Я именно стоял, а не шел — никого не поджидая, ничего не высматривая, а размышляя, ехать ли в город, зачем, собственно, и отправился на станцию, или не ехать — потому как вдруг подумал: ждать электрички, трястись час туда, час обратно, еще через весь Ленинград пилить в Купчино — и все ради поспешного совокупления в подъезде с одной продавщицей, к тому же страшной как смертный грех, что в данном случае, правда, ни роли не имело, ни значения не играло. В конце концов, после обеда можно было сходить на стадион, в клуб, потереться о танцплощадку — и попытать удачи с местными кадрами. Раз я так закадрил одну фельдшерицу, но, к несчастью, за два дня до ее отъезда в отпуск на Кубань: там у ней проживал некий Сашка — двух с половиною лет, на иждивении бабки.

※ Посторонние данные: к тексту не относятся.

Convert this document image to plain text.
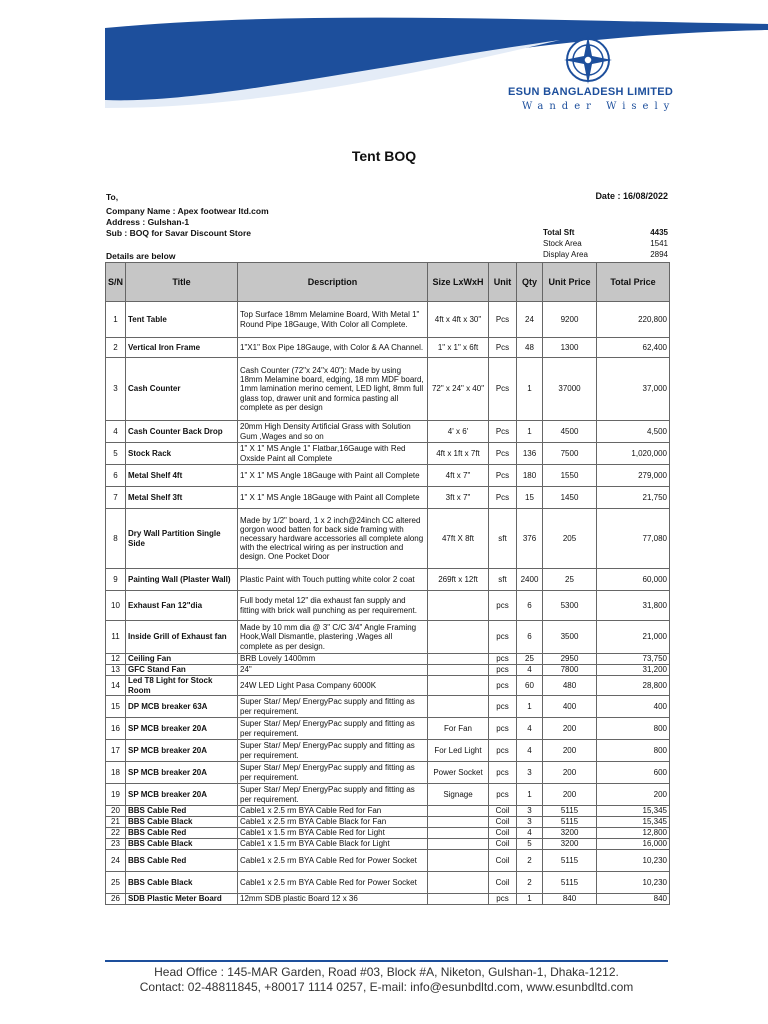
ESUN BANGLADESH LIMITED
Wander Wisely
Tent BOQ
To,	Date : 16/08/2022
Company Name : Apex footwear ltd.com
Address : Gulshan-1
Sub : BOQ for Savar Discount Store
Details are below
Total Sft	4435
Stock Area	1541
Display Area	2894
S/N	Title	Description	Size LxWxH	Unit	Qty	Unit Price	Total Price
1	Tent Table	Top Surface 18mm Melamine Board, With Metal 1" Round Pipe 18Gauge, With Color all Complete.	4ft x 4ft x 30"	Pcs	24	9200	220,800
2	Vertical Iron Frame	1"X1" Box Pipe 18Gauge, with Color & AA Channel.	1" x 1" x 6ft	Pcs	48	1300	62,400
3	Cash Counter	Cash Counter (72"x 24"x 40"): Made by using 18mm Melamine board, edging, 18 mm MDF board, 1mm lamination merino cement, LED light, 8mm full glass top, drawer unit and formica pasting all complete as per design	72" x 24" x 40"	Pcs	1	37000	37,000
4	Cash Counter Back Drop	20mm High Density Artificial Grass with Solution Gum ,Wages and so on	4' x 6'	Pcs	1	4500	4,500
5	Stock Rack	1" X 1" MS Angle 1" Flatbar,16Gauge with Red Oxside Paint all Complete	4ft x 1ft x 7ft	Pcs	136	7500	1,020,000
6	Metal Shelf 4ft	1" X 1" MS Angle 18Gauge with Paint all Complete	4ft x 7"	Pcs	180	1550	279,000
7	Metal Shelf 3ft	1" X 1" MS Angle 18Gauge with Paint all Complete	3ft x 7"	Pcs	15	1450	21,750
8	Dry Wall Partition Single Side	Made by 1/2" board, 1 x 2 inch@24inch CC altered gorgon wood batten for back side framing with necessary hardware accessories all complete along with the electrical wiring as per instruction and design. One Pocket Door	47ft X 8ft	sft	376	205	77,080
9	Painting Wall (Plaster Wall)	Plastic Paint with Touch putting white color 2 coat	269ft x 12ft	sft	2400	25	60,000
10	Exhaust Fan 12"dia	Full body metal 12" dia exhaust fan supply and fitting with brick wall punching as per requirement.		pcs	6	5300	31,800
11	Inside Grill of Exhaust fan	Made by 10 mm dia @ 3" C/C 3/4" Angle Framing Hook,Wall Dismantle, plastering ,Wages all complete as per design.		pcs	6	3500	21,000
12	Ceiling Fan	BRB Lovely 1400mm		pcs	25	2950	73,750
13	GFC Stand Fan	24"		pcs	4	7800	31,200
14	Led T8 Light for Stock Room	24W LED Light Pasa Company 6000K		pcs	60	480	28,800
15	DP MCB breaker 63A	Super Star/ Mep/ EnergyPac supply and fitting as per requirement.		pcs	1	400	400
16	SP MCB breaker 20A	Super Star/ Mep/ EnergyPac supply and fitting as per requirement.	For Fan	pcs	4	200	800
17	SP MCB breaker 20A	Super Star/ Mep/ EnergyPac supply and fitting as per requirement.	For Led Light	pcs	4	200	800
18	SP MCB breaker 20A	Super Star/ Mep/ EnergyPac supply and fitting as per requirement.	Power Socket	pcs	3	200	600
19	SP MCB breaker 20A	Super Star/ Mep/ EnergyPac supply and fitting as per requirement.	Signage	pcs	1	200	200
20	BBS Cable Red	Cable1 x 2.5 rm BYA Cable Red for Fan		Coil	3	5115	15,345
21	BBS Cable Black	Cable1 x 2.5 rm BYA Cable Black for Fan		Coil	3	5115	15,345
22	BBS Cable Red	Cable1 x 1.5 rm BYA Cable Red for Light		Coil	4	3200	12,800
23	BBS Cable Black	Cable1 x 1.5 rm BYA Cable Black for Light		Coil	5	3200	16,000
24	BBS Cable Red	Cable1 x 2.5 rm BYA Cable Red for Power Socket		Coil	2	5115	10,230
25	BBS Cable Black	Cable1 x 2.5 rm BYA Cable Red for Power Socket		Coil	2	5115	10,230
26	SDB Plastic Meter Board	12mm SDB plastic Board 12 x 36		pcs	1	840	840
Head Office : 145-MAR Garden, Road #03, Block #A, Niketon, Gulshan-1, Dhaka-1212.
Contact: 02-48811845, +80017 1114 0257, E-mail: info@esunbdltd.com, www.esunbdltd.com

Был чудесный августовский день (сколь чудесным ему предстояло стать — в прямом, исходном значении этого слова, от «чудо» — я еще не подозревал). Время проходило в праведном безделье, какое бывает лишь раз в жизни, у сдавших месяцем раньше вступительные экзамены в вуз при конкурсе двадцать человек на место. Вдобавок, заметьте, я не был комсомольцем и был евреем. А не наоборот. Но — хорош хвастаться. Невероятнее, что я еще ни в кого до сих пор не влюбился и гордился этим, как другие гордятся ни разу не пломбированными зубами, ах, опять же — лучше б наоборот. С зубами у меня была катастрофа: я вполне мог позировать Роберу Юберу.
Тем же августом мне был октроирован ряд прав: помимо права избирать и быть избранным, еще и право прилюдно курить, возвращаться домой с петухами (от фельдшерицы, например) — настоящий Августовский манифест, с элегическим подзаголовком «Прощай, детство». Расставание с последним дается юности так легко, что она не против даже его посмаковать с сентиментальной миной.
Дабы не прослыть совершенным монстром, скажу: то, что я не влюблялся наяву, не знал восторженных стояний впритирку по углам, не ведал ужасающе-однообразной белиберды, что при этом лепечут друг в дружку часами — все это отнюдь не отменяло потребности в женском идеале. А иначе зачем было наряду с собою делать персонажами своих героических грез еще и Лолиту Торес или Симону-синьору («Путь в высшее общество»). И т. п. Заботам сих прелестниц поручались мои раны — коими заплатил я за вызволение их, ну… ну, допустим, из какого-нибудь человеконенавистнического сераля.
Особенно хороша была в роли Эрминии барышня, что слева от бабушки — на снимке, доступном мне только летом: раз он хранился в моей летней резиденции, пусть там уж и остается: в чемодане под кроватью, вместе с тфилин, конским зубом, ржавым затвором, письмами на идиш и двумя билетами в оперный театр на одно и то же место — с интервалом в сорок лет. (Допустим, душой билета является указанный в нем номер кресла, это ли не реинкарнация?) Интересно, что справа от Мани Шистер был еще кто-то снят, но позднее безжалостно отхвачен ножницами — кем, если не самой Маней, но когда я спрашивал ее об этом, в ответ слышал лишь «не помню» да «не знаю», с недовольным смешком, как будто я лез щекотаться. Воображаю себе этот девичник взаимных обид, может, и впрямь ею позабытых: полстолетия пролегло между ними и — мной. А смог бы я через столько же лет объяснить пионеру Пете желание — не осуществленное лишь по причине благоговейного отношения к старинным карточкам: и дальше кромсануть сию фотографию, превратив ее в две, отдельно в бабушкину (в молодости), отдельно в Ленину. Их общий снимок вгонял меня в краску, ставя знак бытового равенства между бабушкой — хоть бы и в ложном обличье гимназистки — и навсегда оставшейся юною Леной, с которой в мыслях было возможно любое партнерство.